Garda Hand was married only five weeks when he was killed by three IRA members, Thomas Eccles and Brian McShane, from Dundalk, and Patrick McPhillips, from Co Armagh. All three were sentenced to death for the capital murder of Garda Hand, but this was later commuted to 40 years' imprisonment by the Government. The death penalty has since been abolished.

The anger at Garda Hand's murder is still felt by gardai. Last year, the Garda Representative Association (GRA) protested when the three began to receive parole releases from prison.

The killing of Garda Hand, who was 27, underlined Garda antipathy towards illegal republican organisations. Garda Hand's widow was pregnant when he was killed and their daughter is still attending school in Co Kildare.

After Garda Hand's death, a second "roaming" Special Branch car, also with two armed officers, was brought into operation. It provided route clearance, surveillance and back up for the unmarked patrol ear which accompanied the security van.

The roaming car would be expected to visit post offices before the cash van and its immediate escort arrived. Since its introduction no gardai have been killed on cash escorts.

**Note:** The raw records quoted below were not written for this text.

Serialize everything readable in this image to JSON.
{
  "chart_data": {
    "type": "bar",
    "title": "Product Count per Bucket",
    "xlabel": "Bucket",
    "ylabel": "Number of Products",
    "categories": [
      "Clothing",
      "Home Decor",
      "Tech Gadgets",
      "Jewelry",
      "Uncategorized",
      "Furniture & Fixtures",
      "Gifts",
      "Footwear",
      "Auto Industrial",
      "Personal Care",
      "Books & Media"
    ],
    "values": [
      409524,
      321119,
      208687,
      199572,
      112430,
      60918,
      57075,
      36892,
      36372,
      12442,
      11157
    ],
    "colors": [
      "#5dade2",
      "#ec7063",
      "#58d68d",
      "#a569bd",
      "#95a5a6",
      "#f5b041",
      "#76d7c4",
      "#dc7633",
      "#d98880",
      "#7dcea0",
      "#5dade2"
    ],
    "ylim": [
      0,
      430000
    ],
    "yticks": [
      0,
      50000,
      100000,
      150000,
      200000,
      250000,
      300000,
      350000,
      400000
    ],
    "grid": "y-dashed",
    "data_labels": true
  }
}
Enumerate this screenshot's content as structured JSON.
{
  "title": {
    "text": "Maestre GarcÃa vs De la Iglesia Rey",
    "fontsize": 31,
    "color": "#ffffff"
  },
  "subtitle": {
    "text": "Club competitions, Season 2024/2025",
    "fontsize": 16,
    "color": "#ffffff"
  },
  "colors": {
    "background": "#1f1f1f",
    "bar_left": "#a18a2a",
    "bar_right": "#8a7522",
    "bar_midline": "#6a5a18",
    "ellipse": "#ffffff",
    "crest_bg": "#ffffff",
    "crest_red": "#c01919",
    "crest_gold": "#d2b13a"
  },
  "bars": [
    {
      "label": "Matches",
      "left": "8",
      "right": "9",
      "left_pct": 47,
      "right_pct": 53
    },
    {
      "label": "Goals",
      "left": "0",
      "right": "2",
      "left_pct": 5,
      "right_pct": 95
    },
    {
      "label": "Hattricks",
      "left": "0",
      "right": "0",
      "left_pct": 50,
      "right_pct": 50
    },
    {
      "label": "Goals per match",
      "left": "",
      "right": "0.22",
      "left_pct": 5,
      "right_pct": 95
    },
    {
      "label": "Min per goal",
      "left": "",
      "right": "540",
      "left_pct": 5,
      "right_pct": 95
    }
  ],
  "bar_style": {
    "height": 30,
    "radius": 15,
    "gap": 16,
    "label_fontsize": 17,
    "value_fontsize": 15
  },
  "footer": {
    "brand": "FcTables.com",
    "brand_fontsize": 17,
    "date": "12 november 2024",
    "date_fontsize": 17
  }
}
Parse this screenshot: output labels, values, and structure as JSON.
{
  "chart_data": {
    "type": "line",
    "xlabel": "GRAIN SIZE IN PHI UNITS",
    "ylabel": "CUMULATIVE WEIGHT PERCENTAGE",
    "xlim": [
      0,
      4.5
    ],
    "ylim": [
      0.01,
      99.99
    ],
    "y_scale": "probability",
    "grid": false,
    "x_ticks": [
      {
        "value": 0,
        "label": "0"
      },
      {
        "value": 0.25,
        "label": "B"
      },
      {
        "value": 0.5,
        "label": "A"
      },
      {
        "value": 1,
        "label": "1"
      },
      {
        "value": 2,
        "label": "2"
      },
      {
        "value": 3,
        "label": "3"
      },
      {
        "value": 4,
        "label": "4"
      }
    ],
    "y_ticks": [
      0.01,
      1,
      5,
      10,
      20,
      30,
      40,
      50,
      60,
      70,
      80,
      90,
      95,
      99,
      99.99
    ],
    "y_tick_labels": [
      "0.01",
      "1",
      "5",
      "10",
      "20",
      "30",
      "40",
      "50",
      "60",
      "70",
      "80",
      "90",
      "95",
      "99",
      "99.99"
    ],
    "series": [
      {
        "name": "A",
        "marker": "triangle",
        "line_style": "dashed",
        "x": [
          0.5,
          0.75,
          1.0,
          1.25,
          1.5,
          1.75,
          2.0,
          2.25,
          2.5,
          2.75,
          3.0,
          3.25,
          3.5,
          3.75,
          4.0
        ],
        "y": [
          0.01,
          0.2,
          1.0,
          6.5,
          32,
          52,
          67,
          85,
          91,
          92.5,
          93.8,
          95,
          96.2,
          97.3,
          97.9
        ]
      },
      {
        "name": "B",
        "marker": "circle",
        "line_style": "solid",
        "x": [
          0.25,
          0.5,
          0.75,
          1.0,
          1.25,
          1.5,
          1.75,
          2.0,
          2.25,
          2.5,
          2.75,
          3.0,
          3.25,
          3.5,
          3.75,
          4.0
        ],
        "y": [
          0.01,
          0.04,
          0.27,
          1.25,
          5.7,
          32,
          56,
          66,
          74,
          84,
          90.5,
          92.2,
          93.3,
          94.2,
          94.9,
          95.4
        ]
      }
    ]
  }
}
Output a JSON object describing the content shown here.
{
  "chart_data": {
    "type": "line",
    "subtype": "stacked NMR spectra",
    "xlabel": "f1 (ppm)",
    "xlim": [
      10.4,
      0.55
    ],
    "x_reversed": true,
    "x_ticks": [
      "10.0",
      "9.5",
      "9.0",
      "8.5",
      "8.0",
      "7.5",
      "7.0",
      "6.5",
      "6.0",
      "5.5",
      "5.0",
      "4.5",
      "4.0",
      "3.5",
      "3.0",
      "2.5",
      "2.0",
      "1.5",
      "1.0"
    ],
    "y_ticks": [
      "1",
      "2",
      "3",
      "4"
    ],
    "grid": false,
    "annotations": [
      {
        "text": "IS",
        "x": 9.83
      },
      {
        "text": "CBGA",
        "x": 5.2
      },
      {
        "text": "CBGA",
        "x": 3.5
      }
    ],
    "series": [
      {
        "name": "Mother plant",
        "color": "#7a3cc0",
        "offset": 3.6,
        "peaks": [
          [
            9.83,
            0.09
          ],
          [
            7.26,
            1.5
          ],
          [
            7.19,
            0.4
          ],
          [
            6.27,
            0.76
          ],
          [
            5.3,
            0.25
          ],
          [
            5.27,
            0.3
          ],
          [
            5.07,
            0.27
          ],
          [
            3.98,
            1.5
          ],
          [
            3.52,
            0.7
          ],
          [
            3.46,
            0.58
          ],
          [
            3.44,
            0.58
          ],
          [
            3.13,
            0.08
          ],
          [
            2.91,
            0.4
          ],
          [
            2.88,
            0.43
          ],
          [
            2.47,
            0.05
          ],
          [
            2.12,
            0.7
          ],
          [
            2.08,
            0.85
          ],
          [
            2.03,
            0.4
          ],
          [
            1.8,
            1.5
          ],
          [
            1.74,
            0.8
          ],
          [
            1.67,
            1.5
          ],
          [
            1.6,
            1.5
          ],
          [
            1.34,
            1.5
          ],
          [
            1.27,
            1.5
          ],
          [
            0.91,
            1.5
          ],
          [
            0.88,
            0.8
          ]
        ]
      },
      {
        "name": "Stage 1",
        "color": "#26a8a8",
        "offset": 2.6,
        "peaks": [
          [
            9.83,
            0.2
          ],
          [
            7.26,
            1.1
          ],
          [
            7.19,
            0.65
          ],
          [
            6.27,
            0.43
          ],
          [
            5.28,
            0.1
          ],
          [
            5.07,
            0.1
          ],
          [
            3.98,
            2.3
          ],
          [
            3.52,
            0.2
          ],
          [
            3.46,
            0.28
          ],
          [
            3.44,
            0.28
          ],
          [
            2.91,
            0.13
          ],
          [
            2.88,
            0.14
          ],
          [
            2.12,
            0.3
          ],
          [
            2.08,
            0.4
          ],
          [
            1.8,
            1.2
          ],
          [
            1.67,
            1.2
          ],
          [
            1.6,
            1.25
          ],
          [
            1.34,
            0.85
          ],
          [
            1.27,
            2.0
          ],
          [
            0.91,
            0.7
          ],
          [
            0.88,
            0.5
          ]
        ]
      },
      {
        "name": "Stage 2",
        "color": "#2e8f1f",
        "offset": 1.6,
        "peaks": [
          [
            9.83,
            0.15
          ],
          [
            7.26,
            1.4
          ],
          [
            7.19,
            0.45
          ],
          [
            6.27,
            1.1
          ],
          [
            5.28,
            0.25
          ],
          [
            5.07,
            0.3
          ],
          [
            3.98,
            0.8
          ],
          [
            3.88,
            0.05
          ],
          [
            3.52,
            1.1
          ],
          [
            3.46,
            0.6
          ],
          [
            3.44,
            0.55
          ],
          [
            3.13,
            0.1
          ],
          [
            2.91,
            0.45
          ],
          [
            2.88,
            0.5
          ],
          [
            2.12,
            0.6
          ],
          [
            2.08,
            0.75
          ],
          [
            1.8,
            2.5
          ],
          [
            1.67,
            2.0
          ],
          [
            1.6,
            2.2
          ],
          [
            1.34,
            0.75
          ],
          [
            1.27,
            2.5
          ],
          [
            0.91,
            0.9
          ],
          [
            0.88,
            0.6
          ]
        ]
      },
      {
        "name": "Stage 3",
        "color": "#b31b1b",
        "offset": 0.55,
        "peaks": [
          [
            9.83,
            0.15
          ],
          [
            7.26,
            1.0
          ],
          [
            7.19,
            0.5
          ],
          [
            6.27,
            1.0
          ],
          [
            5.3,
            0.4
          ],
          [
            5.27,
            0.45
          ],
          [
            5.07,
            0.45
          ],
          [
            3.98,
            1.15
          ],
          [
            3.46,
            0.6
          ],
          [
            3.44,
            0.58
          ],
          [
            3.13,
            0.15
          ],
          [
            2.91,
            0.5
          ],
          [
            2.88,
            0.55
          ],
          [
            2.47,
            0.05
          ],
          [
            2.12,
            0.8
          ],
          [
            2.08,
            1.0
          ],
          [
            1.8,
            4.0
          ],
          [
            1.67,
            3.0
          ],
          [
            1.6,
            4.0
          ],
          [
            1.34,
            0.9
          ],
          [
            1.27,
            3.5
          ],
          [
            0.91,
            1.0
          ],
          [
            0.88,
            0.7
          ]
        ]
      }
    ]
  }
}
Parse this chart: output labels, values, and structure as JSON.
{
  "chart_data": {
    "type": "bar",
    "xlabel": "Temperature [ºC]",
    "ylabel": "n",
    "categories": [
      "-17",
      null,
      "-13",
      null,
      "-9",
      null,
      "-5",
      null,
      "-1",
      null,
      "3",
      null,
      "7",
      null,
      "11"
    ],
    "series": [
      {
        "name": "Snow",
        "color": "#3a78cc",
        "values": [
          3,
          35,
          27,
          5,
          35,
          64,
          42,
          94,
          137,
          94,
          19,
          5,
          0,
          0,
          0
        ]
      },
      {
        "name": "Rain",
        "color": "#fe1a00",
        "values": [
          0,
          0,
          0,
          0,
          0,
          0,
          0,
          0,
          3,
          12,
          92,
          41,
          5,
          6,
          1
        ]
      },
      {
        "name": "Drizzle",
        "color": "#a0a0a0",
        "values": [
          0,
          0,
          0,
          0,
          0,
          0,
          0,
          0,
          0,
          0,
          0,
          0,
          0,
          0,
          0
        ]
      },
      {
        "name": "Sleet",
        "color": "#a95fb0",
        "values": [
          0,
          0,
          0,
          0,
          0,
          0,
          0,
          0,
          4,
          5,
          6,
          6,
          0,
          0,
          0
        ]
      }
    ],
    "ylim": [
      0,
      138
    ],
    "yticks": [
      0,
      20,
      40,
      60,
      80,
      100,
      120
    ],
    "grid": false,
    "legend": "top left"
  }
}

The last officer to be killed, Sgt Patrick Morrissey, was pursuing two republicans after they robbed a post office in Co Louth, when he was shot in June 1985.

In some areas where risks were seen to have been reduced the second squad car was dispensed with last year as part of a decrease in security measures after the IRA ceasefire and also resource reallocation, largely in response to political demands for more gardai to be made available to fight drugs and related crime.

It is understood the ear carrying Det Garda Jerry McCabe, who was killed, and Det Garda Ben O'Sullivan, who was injured, was not accompanied yesterday. However, local senior officers made it clear there was a high level of Garda mobile patrolling throughout the Limerick area in response to the heightened threat of an attempted IRA robbery on the cash delivery days.